When was the last time you were in the market for a fine binding? Did the presence of attractive marbled boards or marbled endpapers drive your purchasing decision? If you are like the majority of fine binding book collectors, marbled boards are probably an aesthetic bonus, but they do not constitute the driving factor behind your purchase. Most of the collectors and trade professionals simply do not have enough knowledge about marbled paper to justify paying a premium for it. In fact, the differentiation between marbled paper qualities and options is a task that is mostly reserved for the experts in the field which specializes in fine bindings and fine printing.
In recent decades there has been a worldwide revival of interest in marbling among artists, some of whom dove deeper into the old bookbinding trade for answers to questions such as date, country or marble of origin. The vast color variation and intermixture of designs have amalgamated to further frustrate the identification or classification of the marble. Since none of these designs come signed or referenced in any kind of blurb credit, the identification basis is the history of the trade. A brief history of the origins of the craft is necessary to help to better understand and value the art of marbled paper.
Marbling Master Charles Woolnought defined marbling as:
“An art which consists in the production of certain patterns and effects, by means of colors so prepared as to float upon a preparation of mucilaginous liquid, possessing certain antagonistic properties to the colors prepared for the purpose, and which colors when so prepared, floated and formed into patterns upon the surface of the liquid, are taken off by laying thereon a piece or sheet of paper, or dipping therein the smoothly cut edges of a book.”
The craft as we know it today first became known to European travelers in Turkey, Persia and the adjacent regions of the Near East after the middle of the sixteenth century. Libraries preserve many manuscript books and albums containing marbled papers of Turkish and Persian origin that can be dated to the late sixteenth century. Manuscripts known as Album Amicorum, Stammbuch in German or Livre d’amis in French, became popular with students who were using them as genealogical albums, and were frequently decorated with marvelous colored papers from travels to places where the trade was practiced.
Literary record with existing specimens show that the Chinese made marbled papers at least three to five hundred years earlier than the Persians. Also, Japanese leaflets such as Poetical Works of Thirty-Six Men, published in 1118, contain sheets of suminagashi paper that may have originated from China. Suminagashi marbling consisted of layers of thin rings of black or blue color let on clear water, and manipulated into wavy patterns with a stylus or human hair before taken off onto paper.
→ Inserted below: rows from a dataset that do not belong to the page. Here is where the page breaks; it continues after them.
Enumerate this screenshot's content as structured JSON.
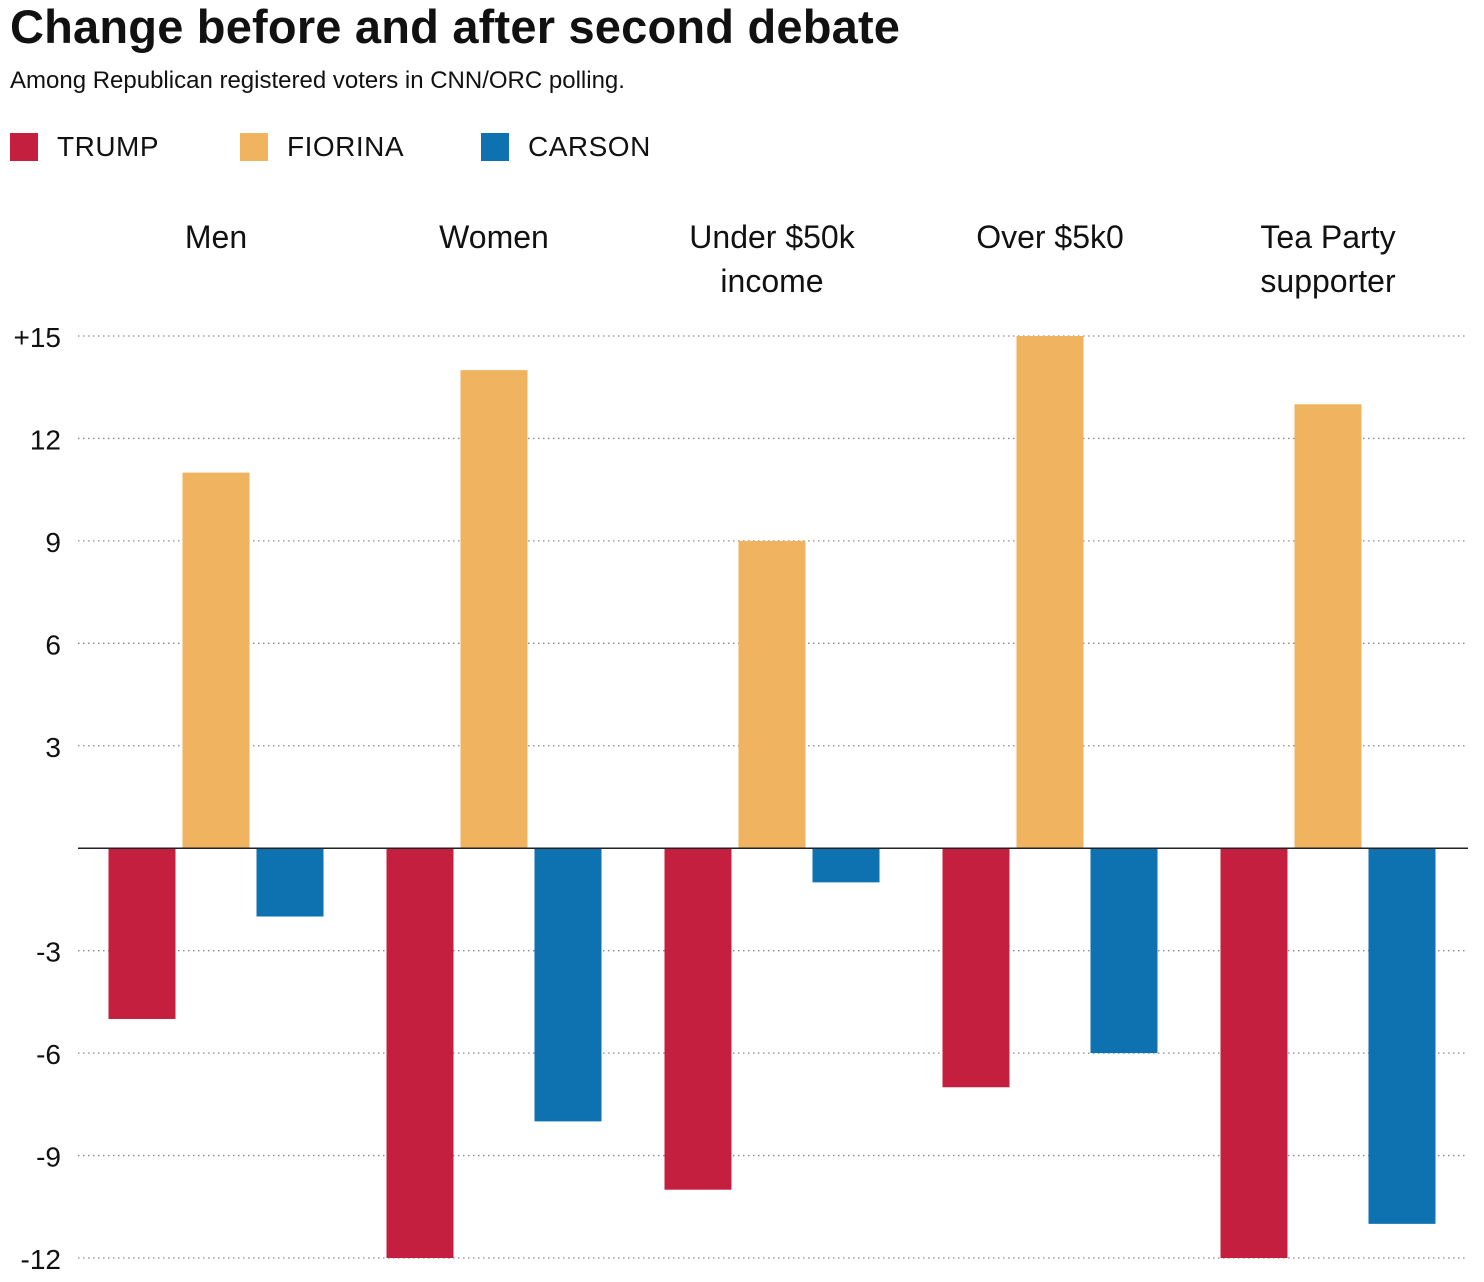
{
  "title": "Change before and after second debate",
  "subtitle": "Among Republican registered voters in CNN/ORC polling.",
  "legend": [
    {
      "label": "TRUMP",
      "color": "#c41f3e"
    },
    {
      "label": "FIORINA",
      "color": "#f0b35f"
    },
    {
      "label": "CARSON",
      "color": "#0e72b0"
    }
  ],
  "chart_data": {
    "type": "bar",
    "title": "Change before and after second debate",
    "subtitle": "Among Republican registered voters in CNN/ORC polling.",
    "categories": [
      [
        "Men"
      ],
      [
        "Women"
      ],
      [
        "Under $50k",
        "income"
      ],
      [
        "Over $5k0"
      ],
      [
        "Tea Party",
        "supporter"
      ]
    ],
    "series": [
      {
        "name": "TRUMP",
        "color": "#c41f3e",
        "values": [
          -5,
          -12,
          -10,
          -7,
          -12
        ]
      },
      {
        "name": "FIORINA",
        "color": "#f0b35f",
        "values": [
          11,
          14,
          9,
          15,
          13
        ]
      },
      {
        "name": "CARSON",
        "color": "#0e72b0",
        "values": [
          -2,
          -8,
          -1,
          -6,
          -11
        ]
      }
    ],
    "ylim": [
      -12,
      15
    ],
    "yticks": [
      {
        "value": 15,
        "label": "+15"
      },
      {
        "value": 12,
        "label": "12"
      },
      {
        "value": 9,
        "label": "9"
      },
      {
        "value": 6,
        "label": "6"
      },
      {
        "value": 3,
        "label": "3"
      },
      {
        "value": -3,
        "label": "-3"
      },
      {
        "value": -6,
        "label": "-6"
      },
      {
        "value": -9,
        "label": "-9"
      },
      {
        "value": -12,
        "label": "-12"
      }
    ],
    "grid": true,
    "legend_position": "top-left",
    "xlabel": "",
    "ylabel": ""
  }
}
Besides the pattern that a marble produces, the paper used is a key component in identifying and categorizing the work. In Turkey for example, the use of Ebru paper (originated from the term “ab-ru” meaning water surface) , was commonly used to ensure protection against forgery of the patterns they developed. In more recent times cheap machine papers imported from Europe replaced the material of the crafty marblers of Instambul.
Around the beginning of the 17th century, the craft was introduced in Europe, Germany in particular, marking the beginning of the reliance on imports from Persia or Turkey. Big industries were turning marble paper into a staple in the bookbinder’s shop. Further, the introduction of the art into the region coincided with the golden age of French bookbinding. The French were the first in Europe to use marbled endpapers, which are marbled papers cut up and pasted onto binder’s boards to serve as cover papers and decorations. This often meant marbled papers were used for decorating bindings made for people who had similar needs as those looking for wallpaper decoration. Fortunately , the nineteenth century brought a change in French marbling, as the industry was introduced to a Turkish pattern containing an infusion of turpentine to explode the effect of the color and give the appearance of a network of fine lacy holes. The use of marbled paper in German bookbinding did not occur until about the middle of the seventeenth century.
Charles M. Adams published the first detailed study of seventeenth-century European paper marbling in 1947. He pointed out that the diary of Samuel Sewall of Boston, a judge at the Salem witchcraft trials of 1692, contains references in 1683 and 1685 to having his books stitched in marbled paper. This paper, which found its way into England by way of Holland, was imported to American bookbinders from Amsterdam starting around the end of the seventeenth century. It was the well-known German marbled pattern that is now referred to as Dutch paper.
Marbling was one of the chief means available for producing the colored papers used in bookbinding, up until the changes brought by the Industrial Revolution in the nineteenth century, which caused the diminution in hand bookbinding and the extinction of the marbler’s art. Today hundreds of thousands of bookbindings decorated with marbled paper survive in European and American libraries, as wellas in the libraries of individual collectors.